The word is out that Tesla has let go of some employees and staff from both its corporate headquarters in Palo Alto and its vehicle factory (where the Model 3 and other cars are manufactured) in Fremont, both in California. Interviews conducted by Reuters and other news agencies with former and current Tesla employees put the number of personnel axed to be somewhere between 400 and 700. These people ranged in duties and authority from rank-and-file factory workers, sales representatives, higher-level engineers, and even management-tier staff.

But the firing was not a layoff, according to an official statement rolled out by Tesla.

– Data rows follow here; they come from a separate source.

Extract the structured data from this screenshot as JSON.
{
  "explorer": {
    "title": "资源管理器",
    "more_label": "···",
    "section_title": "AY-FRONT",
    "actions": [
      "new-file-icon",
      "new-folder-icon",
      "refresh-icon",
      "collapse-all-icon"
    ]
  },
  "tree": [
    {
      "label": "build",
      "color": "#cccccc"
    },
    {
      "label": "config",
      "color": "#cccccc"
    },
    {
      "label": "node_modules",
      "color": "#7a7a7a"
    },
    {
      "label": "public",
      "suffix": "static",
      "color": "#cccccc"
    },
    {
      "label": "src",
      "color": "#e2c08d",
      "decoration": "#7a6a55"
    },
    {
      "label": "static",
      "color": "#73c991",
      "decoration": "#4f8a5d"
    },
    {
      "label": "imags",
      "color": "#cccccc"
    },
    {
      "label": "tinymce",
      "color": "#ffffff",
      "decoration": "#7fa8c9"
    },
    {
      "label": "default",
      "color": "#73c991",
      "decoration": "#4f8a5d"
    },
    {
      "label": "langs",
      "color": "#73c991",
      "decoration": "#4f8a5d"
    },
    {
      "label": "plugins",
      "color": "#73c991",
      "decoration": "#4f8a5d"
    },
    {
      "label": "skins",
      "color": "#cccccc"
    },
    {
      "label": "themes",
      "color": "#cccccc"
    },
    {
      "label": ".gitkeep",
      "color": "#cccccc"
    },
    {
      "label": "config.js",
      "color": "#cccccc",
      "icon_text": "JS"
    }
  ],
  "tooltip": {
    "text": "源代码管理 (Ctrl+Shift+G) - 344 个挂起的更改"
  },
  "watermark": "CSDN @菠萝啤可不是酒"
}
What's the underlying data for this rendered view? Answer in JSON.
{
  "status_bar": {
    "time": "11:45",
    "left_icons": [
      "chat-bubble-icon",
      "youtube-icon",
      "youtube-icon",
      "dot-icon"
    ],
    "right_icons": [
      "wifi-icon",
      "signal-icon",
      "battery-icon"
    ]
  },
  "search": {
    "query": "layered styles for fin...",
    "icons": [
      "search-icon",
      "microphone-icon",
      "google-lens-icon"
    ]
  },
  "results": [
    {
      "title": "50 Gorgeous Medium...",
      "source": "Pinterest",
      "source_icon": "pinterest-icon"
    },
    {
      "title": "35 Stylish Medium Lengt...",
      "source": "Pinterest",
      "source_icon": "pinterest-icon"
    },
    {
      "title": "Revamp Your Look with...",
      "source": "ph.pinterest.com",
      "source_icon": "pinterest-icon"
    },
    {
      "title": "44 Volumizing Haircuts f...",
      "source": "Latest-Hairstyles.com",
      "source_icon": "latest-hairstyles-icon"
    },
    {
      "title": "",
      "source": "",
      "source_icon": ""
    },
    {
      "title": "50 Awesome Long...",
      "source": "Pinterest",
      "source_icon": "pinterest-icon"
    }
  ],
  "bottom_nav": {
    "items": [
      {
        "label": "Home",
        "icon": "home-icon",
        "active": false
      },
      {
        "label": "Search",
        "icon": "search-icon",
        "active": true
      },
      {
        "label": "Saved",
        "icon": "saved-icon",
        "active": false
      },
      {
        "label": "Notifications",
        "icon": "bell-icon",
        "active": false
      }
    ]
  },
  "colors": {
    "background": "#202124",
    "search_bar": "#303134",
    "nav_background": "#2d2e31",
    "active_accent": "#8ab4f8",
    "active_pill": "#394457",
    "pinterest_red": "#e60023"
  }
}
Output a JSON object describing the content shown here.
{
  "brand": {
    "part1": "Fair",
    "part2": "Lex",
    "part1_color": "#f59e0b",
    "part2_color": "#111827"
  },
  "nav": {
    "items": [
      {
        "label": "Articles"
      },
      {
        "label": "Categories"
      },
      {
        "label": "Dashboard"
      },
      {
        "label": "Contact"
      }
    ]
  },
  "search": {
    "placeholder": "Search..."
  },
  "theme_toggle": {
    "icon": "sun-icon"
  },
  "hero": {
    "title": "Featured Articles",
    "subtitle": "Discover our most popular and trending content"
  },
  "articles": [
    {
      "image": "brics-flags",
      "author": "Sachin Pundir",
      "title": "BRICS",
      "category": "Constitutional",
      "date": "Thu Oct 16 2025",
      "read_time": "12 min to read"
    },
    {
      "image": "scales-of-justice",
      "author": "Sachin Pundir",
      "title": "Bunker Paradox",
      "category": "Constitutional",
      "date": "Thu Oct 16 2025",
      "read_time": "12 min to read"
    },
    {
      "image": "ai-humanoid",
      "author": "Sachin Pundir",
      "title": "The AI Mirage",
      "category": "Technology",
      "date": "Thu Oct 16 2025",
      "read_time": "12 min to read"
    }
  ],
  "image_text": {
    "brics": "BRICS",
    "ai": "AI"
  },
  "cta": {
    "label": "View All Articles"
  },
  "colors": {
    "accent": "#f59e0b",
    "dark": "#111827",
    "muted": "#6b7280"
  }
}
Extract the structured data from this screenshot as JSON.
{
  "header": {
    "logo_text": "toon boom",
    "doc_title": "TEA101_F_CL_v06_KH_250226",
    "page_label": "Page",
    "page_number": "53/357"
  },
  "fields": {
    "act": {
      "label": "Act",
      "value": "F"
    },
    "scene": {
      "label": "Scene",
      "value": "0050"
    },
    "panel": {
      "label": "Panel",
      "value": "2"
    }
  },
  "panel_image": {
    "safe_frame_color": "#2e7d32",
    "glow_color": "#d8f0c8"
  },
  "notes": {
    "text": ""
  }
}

The job terminations came in the wake of a company-wide annual review, and they have been deemed to have a lackluster work assessment record. A spokesperson for the automaker and tech firm explained that being a company of 33,000 employees, a bad performance review will result in “departures.” He did add that, as Elon Musk’s company is continuing to grow and extend its reach globally, it will be able to fill in the majority of the positions vacated by the fired personnel, with new hires.

Manufacturing troubles

At first glance, the timing of employee departures for Tesla is rather puzzling given the production difficulties they had been having with the Model 3 car. Elon Musk himself had said that the company is looking at a weekly production capacity of 5,000 automobiles by year’s end, but as of October 6, they have been experiencing “bottlenecks” that had led to the abysmal turnout of new vehicles.

In addition, a number of their “manufacturing subsystems” have been taking much longer to activate.

Musk noted that Tesla was working hard to divert resources to ramp up production of Model 3s to meet their goals. And it had to be soon; according to company statistics, there is still a long waiting list of over 500,000 customers still waiting to receive their Model 3 sometime soon.